Tomorrow’s business owners are starting their entrepreneurial paths at the Temple Salvation Army corps in South St. Louis, as part of a class to educate young mothers on assembling a business plan, networking, and solving problems crucial to a business’ survival.

The program, Entremoms, which partners with the Salvation Army, takes place over 15 weeks, with three hours for each class. The aims are to foster business ambitions, big thinking, and logistical fluency, among others.

On a Sunday night in June, Entremoms toasted three new graduates with gifts and recognition for completing the program, at the Temple Salvation Army corps. All three recipients presented to an assembled group of about 50 people their business ideas and plans, which had real-life tools such as marketing plans and profit and gain calculations.

Justice Lomax used real-life experiences as the idea for her business, No Sleep Eatery. Lomax’s single mother had struggled with addiction while Justice was young, sometimes leaving Justice to find her own meals.

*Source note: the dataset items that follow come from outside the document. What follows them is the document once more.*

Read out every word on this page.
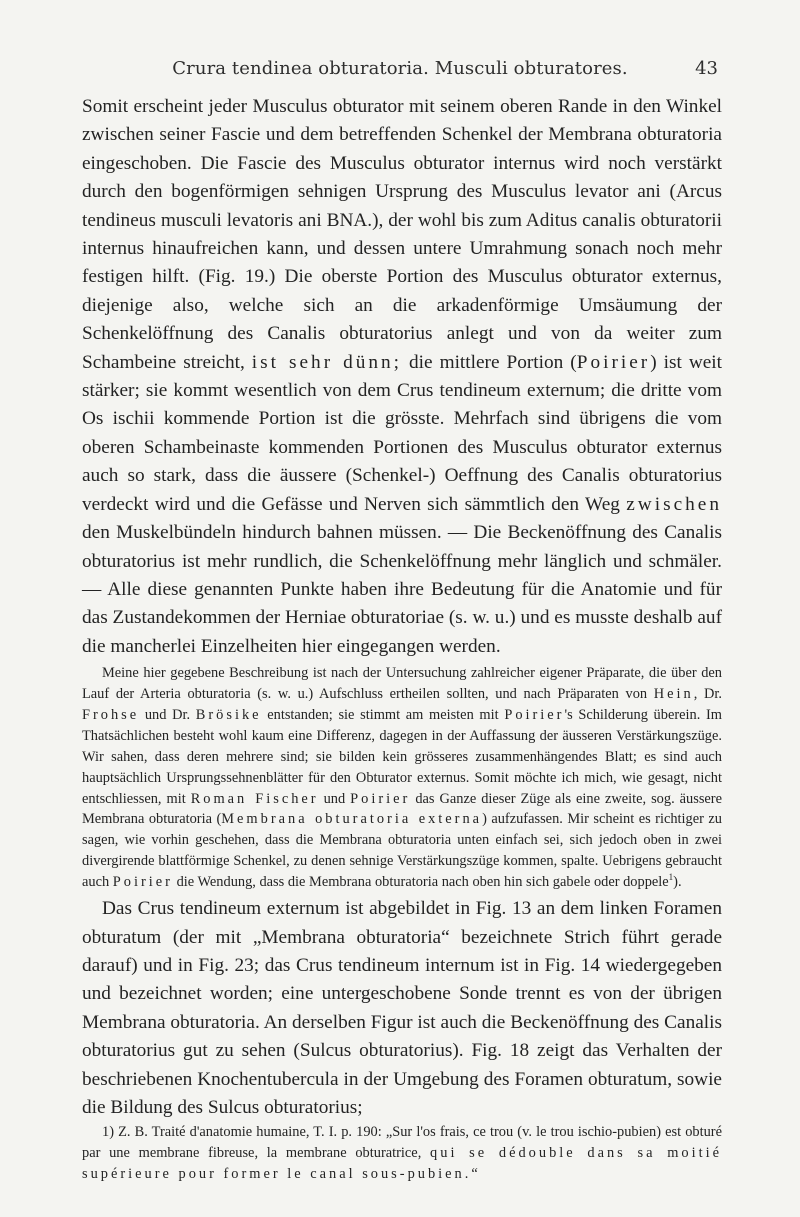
Crura tendinea obturatoria. Musculi obturatores.	43

Somit erscheint jeder Musculus obturator mit seinem oberen Rande in den Winkel zwischen seiner Fascie und dem betreffenden Schenkel der Membrana obturatoria eingeschoben. Die Fascie des Musculus obturator internus wird noch verstärkt durch den bogenförmigen sehnigen Ursprung des Musculus levator ani (Arcus tendineus musculi levatoris ani BNA.), der wohl bis zum Aditus canalis obturatorii internus hinaufreichen kann, und dessen untere Umrahmung sonach noch mehr festigen hilft. (Fig. 19.) Die oberste Portion des Musculus obturator externus, diejenige also, welche sich an die arkadenförmige Umsäumung der Schenkelöffnung des Canalis obturatorius anlegt und von da weiter zum Schambeine streicht, ist sehr dünn; die mittlere Portion (Poirier) ist weit stärker; sie kommt wesentlich von dem Crus tendineum externum; die dritte vom Os ischii kommende Portion ist die grösste. Mehrfach sind übrigens die vom oberen Schambeinaste kommenden Portionen des Musculus obturator externus auch so stark, dass die äussere (Schenkel-) Oeffnung des Canalis obturatorius verdeckt wird und die Gefässe und Nerven sich sämmtlich den Weg zwischen den Muskelbündeln hindurch bahnen müssen. — Die Beckenöffnung des Canalis obturatorius ist mehr rundlich, die Schenkelöffnung mehr länglich und schmäler. — Alle diese genannten Punkte haben ihre Bedeutung für die Anatomie und für das Zustandekommen der Herniae obturatoriae (s. w. u.) und es musste deshalb auf die mancherlei Einzelheiten hier eingegangen werden.

Meine hier gegebene Beschreibung ist nach der Untersuchung zahlreicher eigener Präparate, die über den Lauf der Arteria obturatoria (s. w. u.) Aufschluss ertheilen sollten, und nach Präparaten von Hein, Dr. Frohse und Dr. Brösike entstanden; sie stimmt am meisten mit Poirier's Schilderung überein. Im Thatsächlichen besteht wohl kaum eine Differenz, dagegen in der Auffassung der äusseren Verstärkungszüge. Wir sahen, dass deren mehrere sind; sie bilden kein grösseres zusammenhängendes Blatt; es sind auch hauptsächlich Ursprungssehnenblätter für den Obturator externus. Somit möchte ich mich, wie gesagt, nicht entschliessen, mit Roman Fischer und Poirier das Ganze dieser Züge als eine zweite, sog. äussere Membrana obturatoria (Membrana obturatoria externa) aufzufassen. Mir scheint es richtiger zu sagen, wie vorhin geschehen, dass die Membrana obturatoria unten einfach sei, sich jedoch oben in zwei divergirende blattförmige Schenkel, zu denen sehnige Verstärkungszüge kommen, spalte. Uebrigens gebraucht auch Poirier die Wendung, dass die Membrana obturatoria nach oben hin sich gabele oder doppele$^1$).

Das Crus tendineum externum ist abgebildet in Fig. 13 an dem linken Foramen obturatum (der mit „Membrana obturatoria“ bezeichnete Strich führt gerade darauf) und in Fig. 23; das Crus tendineum internum ist in Fig. 14 wiedergegeben und bezeichnet worden; eine untergeschobene Sonde trennt es von der übrigen Membrana obturatoria. An derselben Figur ist auch die Beckenöffnung des Canalis obturatorius gut zu sehen (Sulcus obturatorius). Fig. 18 zeigt das Verhalten der beschriebenen Knochentubercula in der Umgebung des Foramen obturatum, sowie die Bildung des Sulcus obturatorius;

1) Z. B. Traité d'anatomie humaine, T. I. p. 190: „Sur l'os frais, ce trou (v. le trou ischio-pubien) est obturé par une membrane fibreuse, la membrane obturatrice, qui se dédouble dans sa moitié supérieure pour former le canal sous-pubien.“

No Sleep Eatery takes the form of a place to connect and cook, a hybrid of meeting Justice’s needs by bringing together the community.

“For me, this is initiating what I always wanted to do in life,” Lomax said, of the recognition. “I’ve always been very nervous about my idea not being good enough. This is the first time I’ve ever actually truly shared it with a group of people, gotten input, and was able to build upon that. This opportunity was the most precious opportunity I could have ever received. Entremoms has changed my view on my business and my life, honestly. I’m ready to move forward with what I want to do.”

For Eboni Jones, whose clothing business, Jada’s Closet, is named after her daughter, Jada, inspiration came in the form of first-hand experiences trying to find the right-fitting clothes with her daughter. Whether the dryer shrunk them or how they were made, clothes with a good fit were elusive for Jones and Jada.

“This program is valuable because it helps other young moms like me,” Jones said. “I’m only 19 years old, and I thought that I wasn’t going to graduate, and all this other stuff. They pushed me to graduate and be here today.”

Danielle Washington was full speed ahead on what she does well: doing people’s hair. Washington’s business, Gripped by Dee, focused on the never-ending need of customers and their hair. With referrals and excellent customer service, Washington already has a clientele base.

“I chose this one because it’s always going to be needed,” Washington said. “I feel like it will be successful because of my customer service and the type of person, the type of energy that I bring around. People always want to come to me, and I get referred to a lot, with that type of communication.”

Adina O’Neal, the director of the City Mission Collective, and a co-leader at Entremoms, presented the awards to the young women. O’Neal’s eyes lit up when talking about inspiring future leaders.

“This is the first time that they had delivered their pitches to anyone in public. They have done a great job putting it together,” O’Neal said. “They learn everything. Basically, each day that they come, they are putting a piece of their business plans together. They learn about marketing, they design their logos, they started websites, got a professional email. Today, they went in and had hair and makeup done and got head shots, so they could present themselves as a more professional young adult, who’s serious about their business. They also learn about marketing, profit and loss, cost analysis and getting their business legal.”